ASIC v Rich suggests there may be questions as to the validity of this distinction where the non-executive director is also company chairman, occupies additional roles within the organisation relating to its financial management or performance and is well qualified and highly paid. In such circumstances, it suggests that there may be grounds for arguing that the non-executive director has substantive responsibilities and, pursuant to section 180(1), should be subject to a higher standard of care.
This view is consistent with the Court’s comments on the duty to keep informed. Criticising earlier judgments which have imposed a significantly lower threshold on non-executive directors, Austin J. indicated that all directors are under a continuing obligation to keep informed about the activities of the corporation and, in particular, its financial status. His Honour further indicated that "if the duty to keep informed exists for all company directors, it must be a duty imposed on the company chairman whose responsibilities may be enhanced".
Depending on the outcome of the final judgment, these comments appear to place a greater burden on non-executive directors, and particularly chairmen, to keep themselves informed of the company’s activities. In making these comments, Austin J. casts doubt on earlier decisions finding that non-executive directors are entitled to assume they are kept fully informed at the company’s board meetings and are not required to make further enquiries, even if put on notice.4
The implications of ASIC v Rich for company directors in New Zealand
The New Zealand equivalent of section 180 is section 137 of the Companies Act 1993, which provides:
"A director of a company when exercising powers or performing duties as a director, must exercise the care, diligence, and skill that a reasonable director would exercise in the same circumstances taking into account, but without limitation –
1. the nature of the company
2. the nature of decisions; and
3. the position of the director and the nature of the responsibilities undertaken by him or her."
Like section 180, section 137 creates an objective test qualified by a range of subjective considerations. This indicates that also like section 180, it is the director’s role in the company in fact which will be relevant to determining duty of care.5
Factors which can be taken into account under section 137, and which may lead to the imposition of a higher standard of care, include:
- whether the director is chairman of the board
- whether the director has undertaken additional roles or responsibilities in the company
- whether the director has particular qualifications relevant to their directorship.
It remains to be seen, however, whether the New Zealand courts will go so far as to find that the chairman of the board of directors of a large public company should prima facie be subject to a higher standard of care.
What is clear is that the decision in ASIC v Rich is in line with commercial reality and public expectations, both in Australia and New Zealand. In the wake of a number of well-publicised company collapses, large public companies in particular are under increasing legal and public scrutiny and are placing greater reliance on their board of directors to withstand such scrutiny. In turn, chairmen are becoming better qualified, more experienced and demanding better compensation. In these circumstances it seems fitting that they should also be subject to a higher standard of care.
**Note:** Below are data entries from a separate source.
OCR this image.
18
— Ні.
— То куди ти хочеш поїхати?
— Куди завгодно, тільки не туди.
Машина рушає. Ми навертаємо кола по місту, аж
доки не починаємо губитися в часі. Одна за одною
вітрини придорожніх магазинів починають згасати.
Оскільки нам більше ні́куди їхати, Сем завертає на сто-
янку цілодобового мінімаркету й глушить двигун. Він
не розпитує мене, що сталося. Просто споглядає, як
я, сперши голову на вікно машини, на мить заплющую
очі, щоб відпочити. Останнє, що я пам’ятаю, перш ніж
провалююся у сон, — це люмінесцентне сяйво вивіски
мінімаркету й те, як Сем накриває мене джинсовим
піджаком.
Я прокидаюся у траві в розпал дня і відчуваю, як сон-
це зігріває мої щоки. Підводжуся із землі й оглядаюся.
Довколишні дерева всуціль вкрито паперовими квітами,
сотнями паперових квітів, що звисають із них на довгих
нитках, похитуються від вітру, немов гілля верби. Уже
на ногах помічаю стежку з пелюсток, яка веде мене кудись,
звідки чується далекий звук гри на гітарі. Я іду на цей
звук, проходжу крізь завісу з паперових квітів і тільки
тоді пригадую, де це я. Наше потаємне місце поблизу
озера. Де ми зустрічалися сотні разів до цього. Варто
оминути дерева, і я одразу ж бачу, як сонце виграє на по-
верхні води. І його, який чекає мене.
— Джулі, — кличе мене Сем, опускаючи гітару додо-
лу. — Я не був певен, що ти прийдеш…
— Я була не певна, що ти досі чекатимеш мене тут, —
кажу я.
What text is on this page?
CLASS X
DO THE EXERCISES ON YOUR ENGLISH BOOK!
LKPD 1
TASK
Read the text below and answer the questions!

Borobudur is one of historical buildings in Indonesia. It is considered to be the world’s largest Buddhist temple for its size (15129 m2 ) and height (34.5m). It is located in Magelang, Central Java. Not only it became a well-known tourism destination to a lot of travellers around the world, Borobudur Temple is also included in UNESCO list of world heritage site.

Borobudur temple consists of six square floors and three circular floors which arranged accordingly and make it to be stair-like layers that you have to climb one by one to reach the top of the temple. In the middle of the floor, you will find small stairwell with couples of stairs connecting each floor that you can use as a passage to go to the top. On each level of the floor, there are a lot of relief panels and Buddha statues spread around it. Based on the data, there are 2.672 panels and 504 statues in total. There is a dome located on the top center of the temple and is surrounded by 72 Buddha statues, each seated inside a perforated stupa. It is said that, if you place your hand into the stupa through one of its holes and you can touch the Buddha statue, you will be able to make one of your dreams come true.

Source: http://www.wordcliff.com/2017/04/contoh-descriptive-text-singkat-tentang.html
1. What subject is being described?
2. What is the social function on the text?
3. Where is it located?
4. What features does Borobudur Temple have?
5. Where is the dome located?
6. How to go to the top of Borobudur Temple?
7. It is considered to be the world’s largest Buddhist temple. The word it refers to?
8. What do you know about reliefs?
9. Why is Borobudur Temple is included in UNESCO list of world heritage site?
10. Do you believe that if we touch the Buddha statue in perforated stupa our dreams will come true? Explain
"It is now commonplace to observe that the standard of care expected of company directors, both by the common law and under statutory provisions, has been raised over the last century or so. One might correspondingly expect that the standard for a company chairman has also been raised."6
While the Court’s decision in ASIC v Rich was limited to a finding that ASIC’s statement of claim disclosed a reasonable cause of action against Mr Greaves, it does sound a warning bell that the chairman of a board of directors may have a greater duty of care. Directors on both sides of the Tasman are no doubt awaiting with great interest the final judgment and the result of any appeal.